Le PP oblige le PSOE à voter sur le trou anti-harcèlement sexuel détecté à Moncloa après le « cas Salazar »

Les échecs dans les canaux de plainte pour harcèlement sexuel, mis en évidence par le scandale de Francisco Salazar, bras droit de Pedro Sánchez au PSOE et au gouvernement, ont donné des raisons au PP de présenter une proposition de non-loi (PNL) au Congrès des députés dans le but d'améliorer ces canaux dans les organismes publics. Cette initiative, à laquelle LA RAZÓN a eu accès, devra être votée à la Chambre basse et place le PSOE dans un dilemme politique difficile : s'il vote pour, ce sera reconnaître que les chaînes échouent ; Si vous votez contre ou si vous vous abstenez, vous pourriez être accusé de ne rien faire face à un problème que dénoncent les victimes elles-mêmes.

L'année dernière, au cours de l'été, alors que Salazar allait être nommé membre du Secrétariat de l'Organisation du PSOE qui remplacerait Santos Cerdán, cela a été publié dans eldiario.es que deux femmes qui travaillaient avec lui à Moncloa l'avaient dénoncé pour comportement de harcèlement sexuel. Les victimes ont utilisé le canal interne du PSOE et ont fait leur rapport de manière anonyme. Cinq mois plus tard, les deux femmes ont dû à nouveau se tourner vers les médias car aucun membre du parti ne les avait contactées et elles ont assuré que les plaintes avaient été éliminées de ladite chaîne.

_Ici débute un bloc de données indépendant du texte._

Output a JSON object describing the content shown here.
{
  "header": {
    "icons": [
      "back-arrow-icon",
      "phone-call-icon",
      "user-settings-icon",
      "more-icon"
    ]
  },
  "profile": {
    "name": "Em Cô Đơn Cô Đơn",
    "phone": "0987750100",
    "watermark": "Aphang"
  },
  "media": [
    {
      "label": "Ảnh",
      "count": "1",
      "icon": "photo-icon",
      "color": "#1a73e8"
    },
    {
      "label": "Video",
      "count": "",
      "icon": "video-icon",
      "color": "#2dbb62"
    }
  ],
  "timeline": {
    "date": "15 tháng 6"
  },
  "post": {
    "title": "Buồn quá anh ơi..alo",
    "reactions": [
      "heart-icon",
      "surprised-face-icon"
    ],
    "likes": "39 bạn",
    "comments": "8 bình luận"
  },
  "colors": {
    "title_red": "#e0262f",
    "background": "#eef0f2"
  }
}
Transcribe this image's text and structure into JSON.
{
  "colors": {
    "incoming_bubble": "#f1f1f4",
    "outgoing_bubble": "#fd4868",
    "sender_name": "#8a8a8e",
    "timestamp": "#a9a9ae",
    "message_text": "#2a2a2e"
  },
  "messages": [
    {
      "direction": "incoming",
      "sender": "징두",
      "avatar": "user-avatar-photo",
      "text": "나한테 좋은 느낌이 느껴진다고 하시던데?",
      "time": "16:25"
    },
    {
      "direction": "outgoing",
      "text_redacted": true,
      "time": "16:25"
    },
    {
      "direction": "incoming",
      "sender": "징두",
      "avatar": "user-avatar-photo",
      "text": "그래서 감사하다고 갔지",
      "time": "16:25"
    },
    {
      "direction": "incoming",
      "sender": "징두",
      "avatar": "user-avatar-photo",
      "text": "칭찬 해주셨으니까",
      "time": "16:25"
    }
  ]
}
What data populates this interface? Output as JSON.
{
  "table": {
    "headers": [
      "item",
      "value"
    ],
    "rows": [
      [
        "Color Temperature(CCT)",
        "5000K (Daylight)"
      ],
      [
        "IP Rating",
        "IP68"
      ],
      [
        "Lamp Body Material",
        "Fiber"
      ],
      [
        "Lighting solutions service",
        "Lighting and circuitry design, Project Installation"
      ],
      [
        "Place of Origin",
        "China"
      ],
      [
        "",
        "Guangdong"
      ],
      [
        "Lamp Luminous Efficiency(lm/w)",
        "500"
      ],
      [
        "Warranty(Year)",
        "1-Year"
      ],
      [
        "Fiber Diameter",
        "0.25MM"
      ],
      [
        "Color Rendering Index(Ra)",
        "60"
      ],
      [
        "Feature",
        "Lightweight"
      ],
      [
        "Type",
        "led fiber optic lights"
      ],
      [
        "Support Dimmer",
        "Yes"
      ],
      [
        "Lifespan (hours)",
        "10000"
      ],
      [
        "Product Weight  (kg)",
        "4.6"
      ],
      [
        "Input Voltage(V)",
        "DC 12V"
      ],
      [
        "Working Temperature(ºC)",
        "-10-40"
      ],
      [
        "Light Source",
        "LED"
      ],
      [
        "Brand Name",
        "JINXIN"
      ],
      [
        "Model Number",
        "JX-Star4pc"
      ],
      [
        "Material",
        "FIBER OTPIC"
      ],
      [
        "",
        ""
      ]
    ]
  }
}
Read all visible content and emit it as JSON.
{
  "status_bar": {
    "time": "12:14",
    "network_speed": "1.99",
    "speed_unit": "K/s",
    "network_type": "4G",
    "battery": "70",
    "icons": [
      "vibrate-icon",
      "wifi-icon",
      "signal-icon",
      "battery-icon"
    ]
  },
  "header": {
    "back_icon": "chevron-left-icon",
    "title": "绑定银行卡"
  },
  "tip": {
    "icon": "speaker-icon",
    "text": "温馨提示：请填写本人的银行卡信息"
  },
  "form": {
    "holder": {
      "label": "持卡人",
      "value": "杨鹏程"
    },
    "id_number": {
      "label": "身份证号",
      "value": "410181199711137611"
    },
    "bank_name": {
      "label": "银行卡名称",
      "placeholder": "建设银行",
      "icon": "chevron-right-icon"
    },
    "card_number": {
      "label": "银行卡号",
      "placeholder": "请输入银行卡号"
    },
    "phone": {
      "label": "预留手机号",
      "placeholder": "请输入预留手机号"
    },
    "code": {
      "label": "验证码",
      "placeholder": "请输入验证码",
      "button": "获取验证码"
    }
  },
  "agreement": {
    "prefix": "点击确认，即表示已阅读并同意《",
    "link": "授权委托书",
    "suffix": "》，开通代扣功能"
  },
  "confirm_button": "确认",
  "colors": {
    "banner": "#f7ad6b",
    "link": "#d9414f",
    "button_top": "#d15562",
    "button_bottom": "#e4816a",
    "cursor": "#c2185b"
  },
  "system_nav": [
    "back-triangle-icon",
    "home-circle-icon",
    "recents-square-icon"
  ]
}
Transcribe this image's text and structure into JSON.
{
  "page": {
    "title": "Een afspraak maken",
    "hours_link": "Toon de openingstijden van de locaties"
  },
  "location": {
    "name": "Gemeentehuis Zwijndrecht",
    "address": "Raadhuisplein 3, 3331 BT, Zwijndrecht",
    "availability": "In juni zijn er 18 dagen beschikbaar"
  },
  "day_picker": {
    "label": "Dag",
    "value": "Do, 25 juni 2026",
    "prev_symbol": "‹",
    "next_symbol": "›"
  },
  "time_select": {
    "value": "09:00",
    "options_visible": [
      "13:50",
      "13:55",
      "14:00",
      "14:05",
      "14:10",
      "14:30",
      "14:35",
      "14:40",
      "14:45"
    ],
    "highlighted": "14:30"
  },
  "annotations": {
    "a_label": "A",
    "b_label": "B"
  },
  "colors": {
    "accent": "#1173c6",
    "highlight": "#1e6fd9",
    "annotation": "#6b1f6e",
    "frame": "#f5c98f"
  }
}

Dans son PNL, qui a été enregistré par Ester Muñoz et qui devra être voté dans la commission du Pacte d'État contre la violence de genre, le PP se concentre sur les victimes qui ne s'adressent pas aux canaux officiels de la Moncloa, mais à ceux du parti. « Lorsqu'il est confirmé que les personnes touchées par le harcèlement sexuel n'utilisent pas les canaux institutionnels disponibles et recourent à des moyens alternatifs, on projette une perception de manque de confiance, d'ignorance ou de garanties insuffisantes », disent-ils. « L'ambiguïté procédurale et le manque de spécificité opérationnelle sont des facteurs qui peuvent rendre difficile l'activation du système et la pérennité du processus, notamment dans des situations de forte peur, de représailles ou de stigmatisation », ajoutent-ils.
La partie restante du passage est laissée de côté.